## Reproduzindo a vetorização TF-IDF realizada pelo scikit-learn

Normalmente os livros-texto abordam o assunto "Vetorização de texto pelo método TF-IDF" apresentando fórmulas 
que nem sempre são utilizadas na prática pelos *frameworks* de NLP.

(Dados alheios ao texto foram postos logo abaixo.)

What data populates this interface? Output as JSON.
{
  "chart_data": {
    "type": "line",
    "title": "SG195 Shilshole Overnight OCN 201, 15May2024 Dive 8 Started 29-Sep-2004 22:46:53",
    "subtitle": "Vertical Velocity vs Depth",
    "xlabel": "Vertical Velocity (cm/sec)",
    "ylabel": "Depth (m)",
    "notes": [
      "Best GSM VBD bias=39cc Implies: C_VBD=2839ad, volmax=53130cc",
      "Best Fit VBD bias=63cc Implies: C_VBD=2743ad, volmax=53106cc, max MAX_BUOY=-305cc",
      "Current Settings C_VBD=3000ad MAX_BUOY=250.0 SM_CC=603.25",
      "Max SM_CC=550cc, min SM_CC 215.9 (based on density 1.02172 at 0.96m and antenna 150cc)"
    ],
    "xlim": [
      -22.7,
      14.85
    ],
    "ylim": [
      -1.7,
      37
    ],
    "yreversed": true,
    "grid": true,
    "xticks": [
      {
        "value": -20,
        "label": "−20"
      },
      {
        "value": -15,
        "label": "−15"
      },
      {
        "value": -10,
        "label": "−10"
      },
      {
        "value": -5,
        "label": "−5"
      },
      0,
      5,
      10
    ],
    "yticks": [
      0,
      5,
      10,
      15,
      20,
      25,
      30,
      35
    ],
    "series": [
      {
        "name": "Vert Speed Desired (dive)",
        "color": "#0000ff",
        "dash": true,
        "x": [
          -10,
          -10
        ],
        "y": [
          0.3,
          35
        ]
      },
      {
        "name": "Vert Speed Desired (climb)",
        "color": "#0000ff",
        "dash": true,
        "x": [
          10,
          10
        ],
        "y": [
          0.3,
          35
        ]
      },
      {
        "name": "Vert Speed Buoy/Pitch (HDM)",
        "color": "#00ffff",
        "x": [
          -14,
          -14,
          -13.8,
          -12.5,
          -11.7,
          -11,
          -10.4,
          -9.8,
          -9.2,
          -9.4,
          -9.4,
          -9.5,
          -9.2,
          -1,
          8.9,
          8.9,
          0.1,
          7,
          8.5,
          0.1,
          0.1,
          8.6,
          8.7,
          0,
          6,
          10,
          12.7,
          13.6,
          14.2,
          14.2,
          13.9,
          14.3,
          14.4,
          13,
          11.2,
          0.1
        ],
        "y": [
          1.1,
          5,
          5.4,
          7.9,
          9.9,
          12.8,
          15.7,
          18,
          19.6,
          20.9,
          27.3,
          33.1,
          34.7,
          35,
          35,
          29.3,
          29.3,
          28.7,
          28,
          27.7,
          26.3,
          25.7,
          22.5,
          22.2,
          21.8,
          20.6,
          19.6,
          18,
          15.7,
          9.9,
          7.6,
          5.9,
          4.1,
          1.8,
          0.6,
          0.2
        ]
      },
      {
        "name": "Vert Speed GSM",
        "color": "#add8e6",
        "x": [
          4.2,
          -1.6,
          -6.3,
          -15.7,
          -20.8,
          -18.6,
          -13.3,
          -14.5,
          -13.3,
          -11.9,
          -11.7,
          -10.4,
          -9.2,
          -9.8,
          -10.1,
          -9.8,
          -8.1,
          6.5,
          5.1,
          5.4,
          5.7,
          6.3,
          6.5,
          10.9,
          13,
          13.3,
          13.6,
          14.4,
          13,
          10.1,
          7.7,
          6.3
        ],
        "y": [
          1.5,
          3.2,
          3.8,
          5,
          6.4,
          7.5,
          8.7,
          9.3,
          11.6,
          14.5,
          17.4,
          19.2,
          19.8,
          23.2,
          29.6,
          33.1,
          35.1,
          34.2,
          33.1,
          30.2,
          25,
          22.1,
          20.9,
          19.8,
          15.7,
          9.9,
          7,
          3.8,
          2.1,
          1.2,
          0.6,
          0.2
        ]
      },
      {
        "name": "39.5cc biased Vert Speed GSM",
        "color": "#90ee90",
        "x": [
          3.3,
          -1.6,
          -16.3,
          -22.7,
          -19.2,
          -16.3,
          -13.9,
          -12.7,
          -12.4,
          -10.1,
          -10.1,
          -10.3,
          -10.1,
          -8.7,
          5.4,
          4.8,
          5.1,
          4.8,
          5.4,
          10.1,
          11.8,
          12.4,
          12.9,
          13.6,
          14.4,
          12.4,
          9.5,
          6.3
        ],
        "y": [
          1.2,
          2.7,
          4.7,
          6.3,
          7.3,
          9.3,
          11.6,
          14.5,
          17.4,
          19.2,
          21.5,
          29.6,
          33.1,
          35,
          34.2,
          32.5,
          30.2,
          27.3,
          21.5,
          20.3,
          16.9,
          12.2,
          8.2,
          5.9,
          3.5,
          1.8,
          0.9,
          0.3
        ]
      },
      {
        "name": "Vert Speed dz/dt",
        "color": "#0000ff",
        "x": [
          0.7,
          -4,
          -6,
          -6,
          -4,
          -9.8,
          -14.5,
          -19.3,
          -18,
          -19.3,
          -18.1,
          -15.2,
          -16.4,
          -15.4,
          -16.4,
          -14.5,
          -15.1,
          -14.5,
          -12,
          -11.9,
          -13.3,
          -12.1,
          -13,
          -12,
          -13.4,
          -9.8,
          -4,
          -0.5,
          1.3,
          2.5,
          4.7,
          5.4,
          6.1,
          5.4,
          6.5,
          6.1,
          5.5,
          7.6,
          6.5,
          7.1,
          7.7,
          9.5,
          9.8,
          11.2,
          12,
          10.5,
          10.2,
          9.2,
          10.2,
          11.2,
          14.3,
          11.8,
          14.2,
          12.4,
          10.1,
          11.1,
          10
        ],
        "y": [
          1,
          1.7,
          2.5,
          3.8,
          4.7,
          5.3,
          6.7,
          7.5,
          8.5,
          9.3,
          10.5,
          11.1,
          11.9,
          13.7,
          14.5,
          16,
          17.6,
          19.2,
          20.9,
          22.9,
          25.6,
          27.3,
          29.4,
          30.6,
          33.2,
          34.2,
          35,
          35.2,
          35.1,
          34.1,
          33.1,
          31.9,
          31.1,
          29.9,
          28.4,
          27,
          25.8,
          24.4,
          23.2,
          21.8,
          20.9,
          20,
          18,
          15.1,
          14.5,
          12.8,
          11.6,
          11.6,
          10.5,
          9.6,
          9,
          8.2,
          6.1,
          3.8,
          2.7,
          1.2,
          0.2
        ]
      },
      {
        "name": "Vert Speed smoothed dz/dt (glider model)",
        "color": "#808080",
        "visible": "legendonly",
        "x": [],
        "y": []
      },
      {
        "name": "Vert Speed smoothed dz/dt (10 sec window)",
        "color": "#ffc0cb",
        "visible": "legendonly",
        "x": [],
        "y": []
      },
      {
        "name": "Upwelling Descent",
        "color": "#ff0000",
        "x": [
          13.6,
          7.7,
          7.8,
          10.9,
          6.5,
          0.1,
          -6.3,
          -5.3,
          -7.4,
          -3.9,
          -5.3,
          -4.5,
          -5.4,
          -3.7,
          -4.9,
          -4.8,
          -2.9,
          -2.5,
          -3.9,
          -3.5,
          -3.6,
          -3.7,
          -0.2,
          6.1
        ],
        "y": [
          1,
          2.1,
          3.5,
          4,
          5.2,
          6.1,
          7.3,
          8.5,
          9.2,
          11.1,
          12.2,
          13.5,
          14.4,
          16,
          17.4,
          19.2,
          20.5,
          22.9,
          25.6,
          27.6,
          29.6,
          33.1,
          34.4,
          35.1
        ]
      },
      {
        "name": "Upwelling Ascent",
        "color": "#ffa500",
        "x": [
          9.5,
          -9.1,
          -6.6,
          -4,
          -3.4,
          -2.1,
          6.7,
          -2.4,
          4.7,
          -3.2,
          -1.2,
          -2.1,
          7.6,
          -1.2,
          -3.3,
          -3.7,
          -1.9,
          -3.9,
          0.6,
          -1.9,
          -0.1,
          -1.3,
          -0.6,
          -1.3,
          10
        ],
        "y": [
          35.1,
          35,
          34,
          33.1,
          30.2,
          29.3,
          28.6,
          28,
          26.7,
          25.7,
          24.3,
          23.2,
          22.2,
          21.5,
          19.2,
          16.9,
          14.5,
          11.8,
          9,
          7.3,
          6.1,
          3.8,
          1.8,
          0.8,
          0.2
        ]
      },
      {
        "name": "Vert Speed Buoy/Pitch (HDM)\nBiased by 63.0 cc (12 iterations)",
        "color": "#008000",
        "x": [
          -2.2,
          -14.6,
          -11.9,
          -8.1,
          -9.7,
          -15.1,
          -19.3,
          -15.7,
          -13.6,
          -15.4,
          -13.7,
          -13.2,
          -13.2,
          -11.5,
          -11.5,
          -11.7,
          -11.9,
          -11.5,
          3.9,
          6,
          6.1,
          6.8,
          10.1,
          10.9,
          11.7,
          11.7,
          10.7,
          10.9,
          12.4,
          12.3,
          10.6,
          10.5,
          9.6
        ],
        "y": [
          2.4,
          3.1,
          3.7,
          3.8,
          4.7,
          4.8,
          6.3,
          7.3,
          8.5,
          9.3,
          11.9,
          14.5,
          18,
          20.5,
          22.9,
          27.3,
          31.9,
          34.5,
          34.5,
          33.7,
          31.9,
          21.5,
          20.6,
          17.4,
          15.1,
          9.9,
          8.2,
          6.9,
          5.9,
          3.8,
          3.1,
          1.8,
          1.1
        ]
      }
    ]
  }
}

O objetivo deste pequeno *notebook* é apresentar o tópico em questão de forma sucinta, adotando as expressões 
clássicas e, na sequência, apresentar como o TF-IDF é , de fato, calculado no scikit-learn.  

### IDF

O inverso da frequencia de ocorrência de um termo (ou palavra) nos documentos de um *corpus* — *IDF - Inverse Document 
Frequency* — é uma métrica ou representação que penaliza as palavras que aparecem com muita frequencia e bonifica 
aquelas que ocorrem com raridade na base.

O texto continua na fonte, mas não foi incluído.